We speculate that during the trial, the control group also might have worn summer sandals that are similar to zori. Furthermore, the control group comprised quite an active population, so they may have performed extra physical activity that our study could not account for.

Additionally, there are some limitations to be considered. Participants were asked to wear the zori for 6 months. However, we cannot be certain of the precise length of time the participants wore the zori. Further study is needed in a larger sample of older participants to confirm our findings for generalization, and to evaluate the influence of their own footwear in daily use.

6. CONCLUSIONS

The findings of our study indicate that zori can be useful in enhancing the function of the toes through enhancing TGF, and adjusting the pressure pattern as a result of broadening the pressure area.

Some improvements were found in both groups. Our participants were under the age of 75 and they appeared to be quite an active population. They seemed to enjoy physical activity, and those factors could have influenced the data; thus, future analysis is needed to identify the degree of improvement.

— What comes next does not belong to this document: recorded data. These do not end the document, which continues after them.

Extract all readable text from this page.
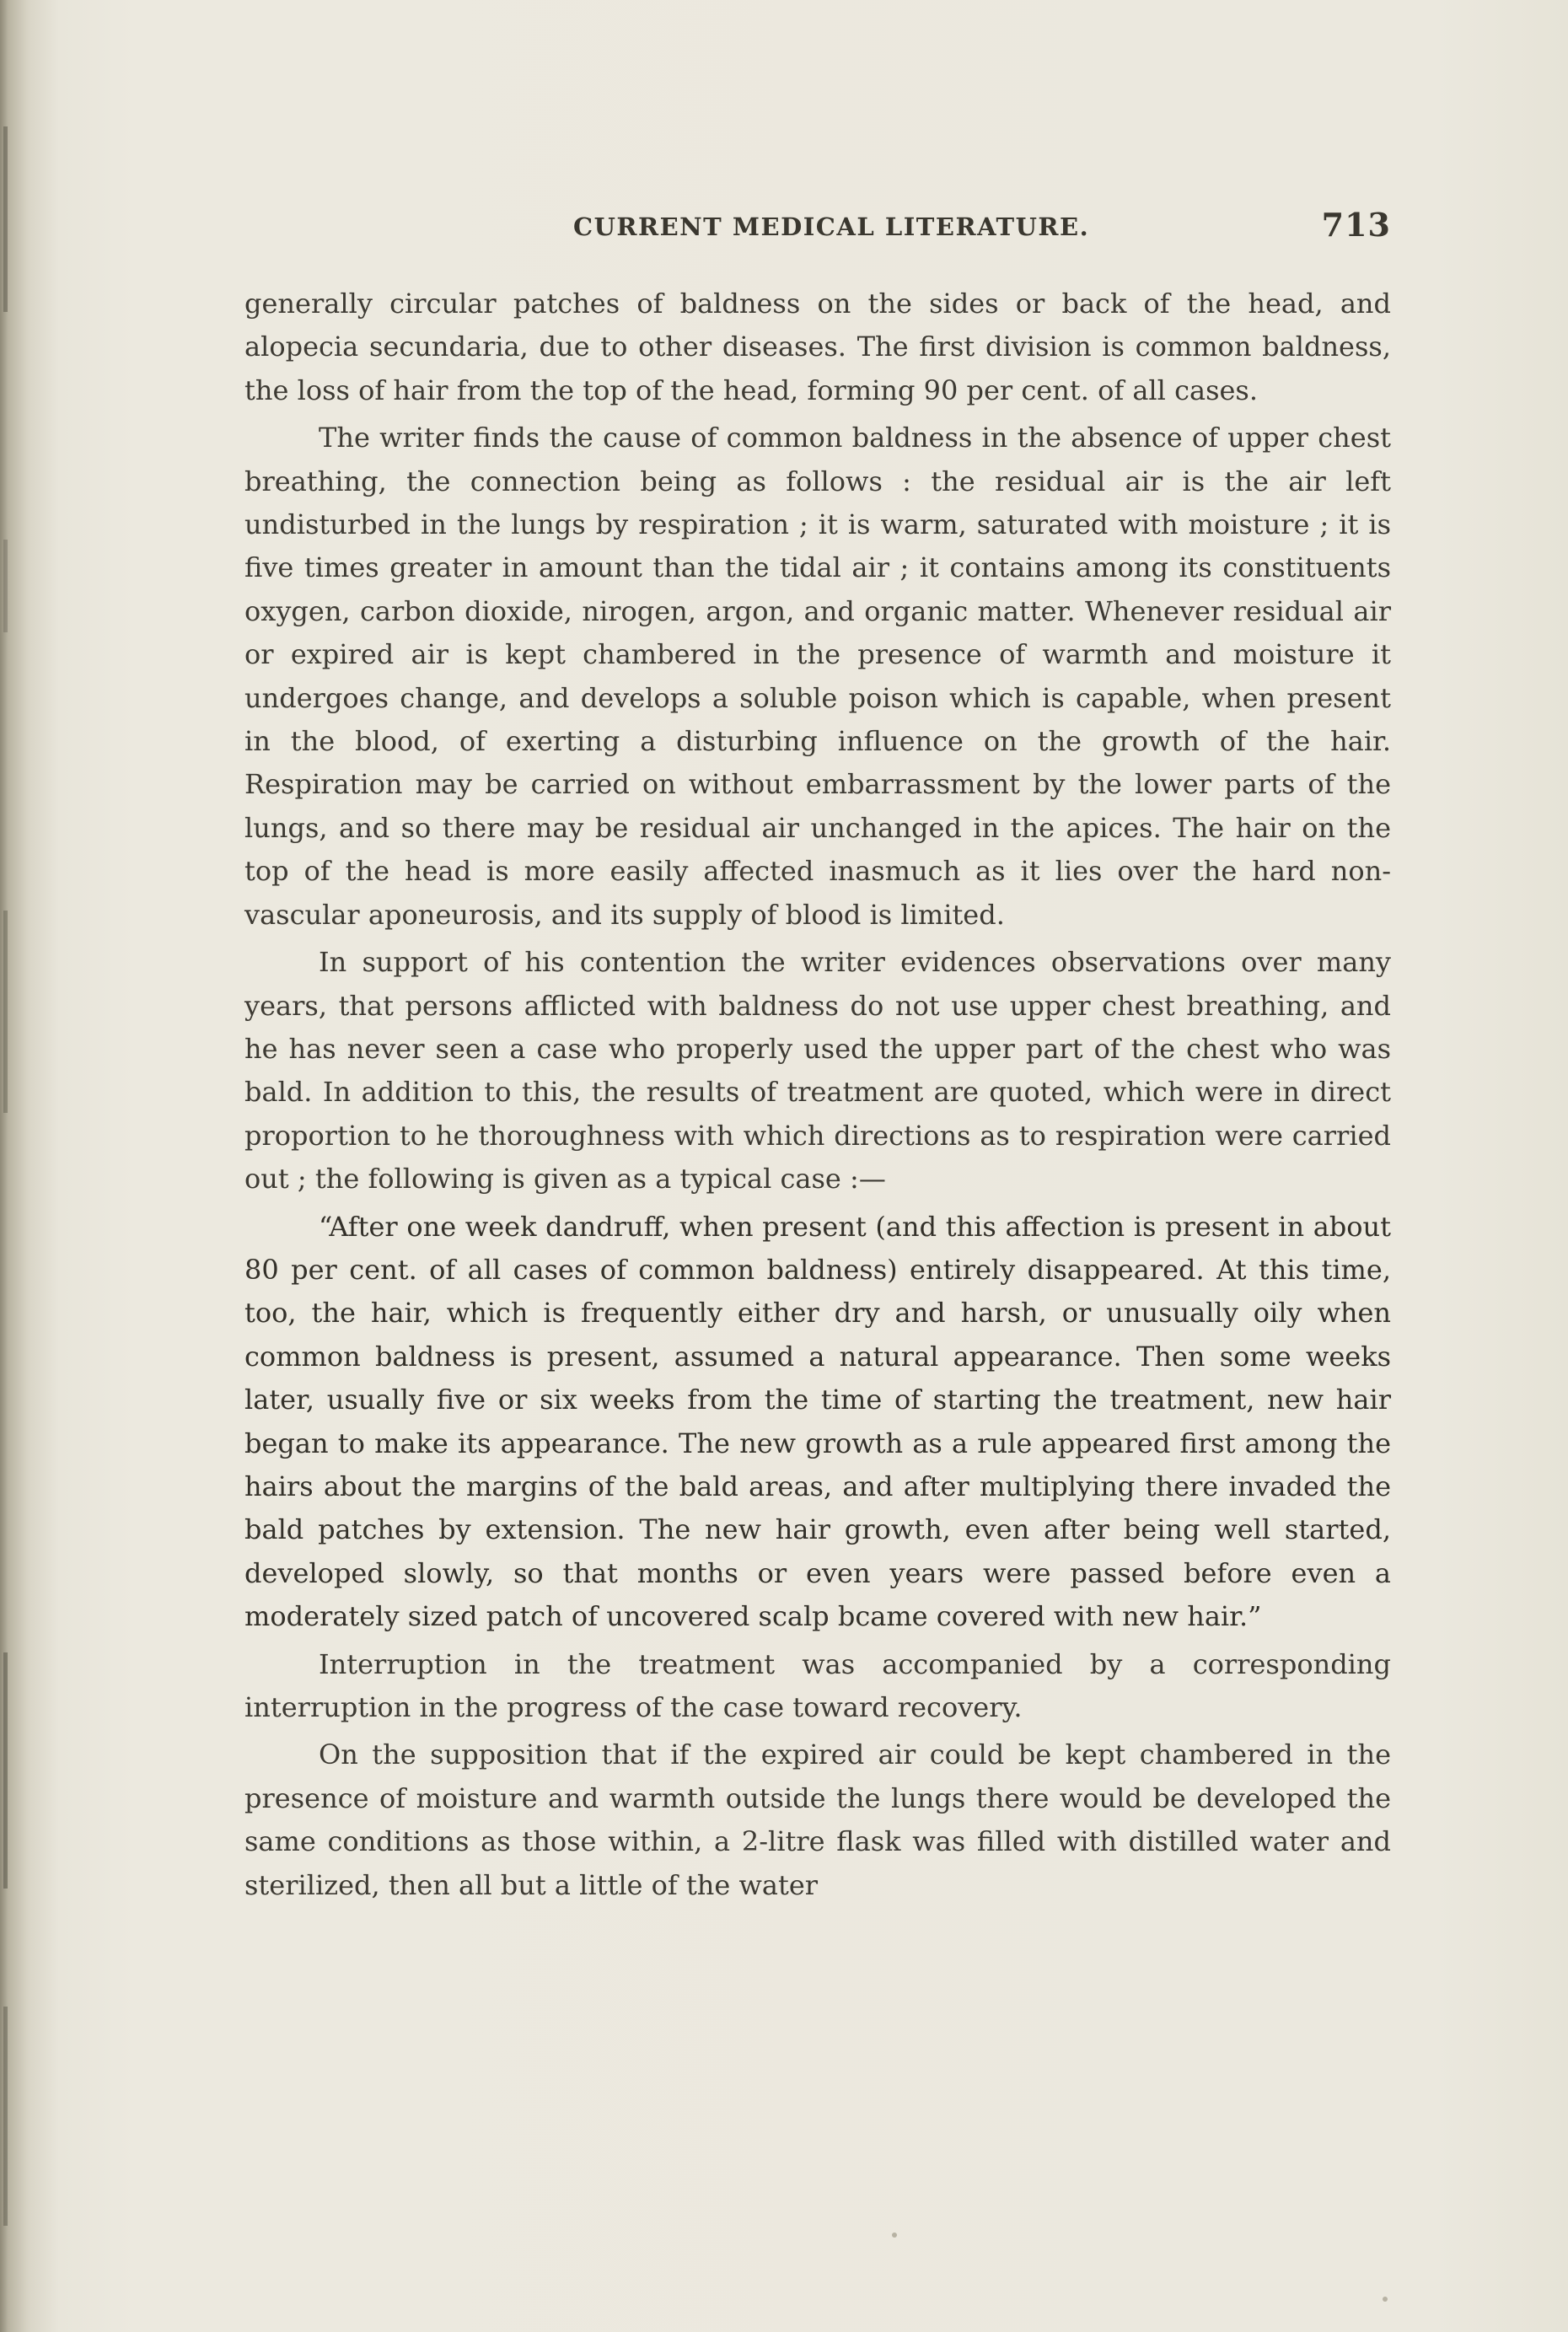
CURRENT MEDICAL LITERATURE.	713

generally circular patches of baldness on the sides or back of the head, and alopecia secundaria, due to other diseases. The first division is common baldness, the loss of hair from the top of the head, forming 90 per cent. of all cases.

The writer finds the cause of common baldness in the absence of upper chest breathing, the connection being as follows : the residual air is the air left undisturbed in the lungs by respiration ; it is warm, saturated with moisture ; it is five times greater in amount than the tidal air ; it contains among its constituents oxygen, carbon dioxide, nirogen, argon, and organic matter. Whenever residual air or expired air is kept chambered in the presence of warmth and moisture it undergoes change, and develops a soluble poison which is capable, when present in the blood, of exerting a disturbing influence on the growth of the hair. Respiration may be carried on without embarrassment by the lower parts of the lungs, and so there may be residual air unchanged in the apices. The hair on the top of the head is more easily affected inasmuch as it lies over the hard non-vascular aponeurosis, and its supply of blood is limited.

In support of his contention the writer evidences observations over many years, that persons afflicted with baldness do not use upper chest breathing, and he has never seen a case who properly used the upper part of the chest who was bald. In addition to this, the results of treatment are quoted, which were in direct proportion to he thoroughness with which directions as to respiration were carried out ; the following is given as a typical case :—

“After one week dandruff, when present (and this affection is present in about 80 per cent. of all cases of common baldness) entirely disappeared. At this time, too, the hair, which is frequently either dry and harsh, or unusually oily when common baldness is present, assumed a natural appearance. Then some weeks later, usually five or six weeks from the time of starting the treatment, new hair began to make its appearance. The new growth as a rule appeared first among the hairs about the margins of the bald areas, and after multiplying there invaded the bald patches by extension. The new hair growth, even after being well started, developed slowly, so that months or even years were passed before even a moderately sized patch of uncovered scalp bcame covered with new hair.”

Interruption in the treatment was accompanied by a corresponding interruption in the progress of the case toward recovery.

On the supposition that if the expired air could be kept chambered in the presence of moisture and warmth outside the lungs there would be developed the same conditions as those within, a 2-litre flask was filled with distilled water and sterilized, then all but a little of the water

Zori is easy to be incorporated into daily life in Asian cultures, although the amount of use is influenced by the seasons. Many studies [4,39] recommend an exercise program for maintaining physical functions and fall prevention; however, some older people do not have easy access to care prevention services or regular exercise because of their physical condition or surroundings. The low persistence rate of exercise owing to a lack of adherence has been discussed. Zoris can be easily brought into people’s daily lives, and they can thus serve as an effective tool for maintaining lower leg function and help to contribute to fall prevention.

7. ACKNOWLEDGEMENTS

We are grateful to the participants who voluntarily took part to make this study possible. We acknowledge “Homare Co., Ltd, Tokyo, Japan” for supporting the footwear and insurance for participants and helping with the measuring instruments in this study. We thank Prof. Takahiko Katou, Department of Public Health, Faculty of Life Sciences, Kumamoto University for comments and suggestions on preparing the manuscript.

Conflicts of Interest

The authors declare no conflicts of interest.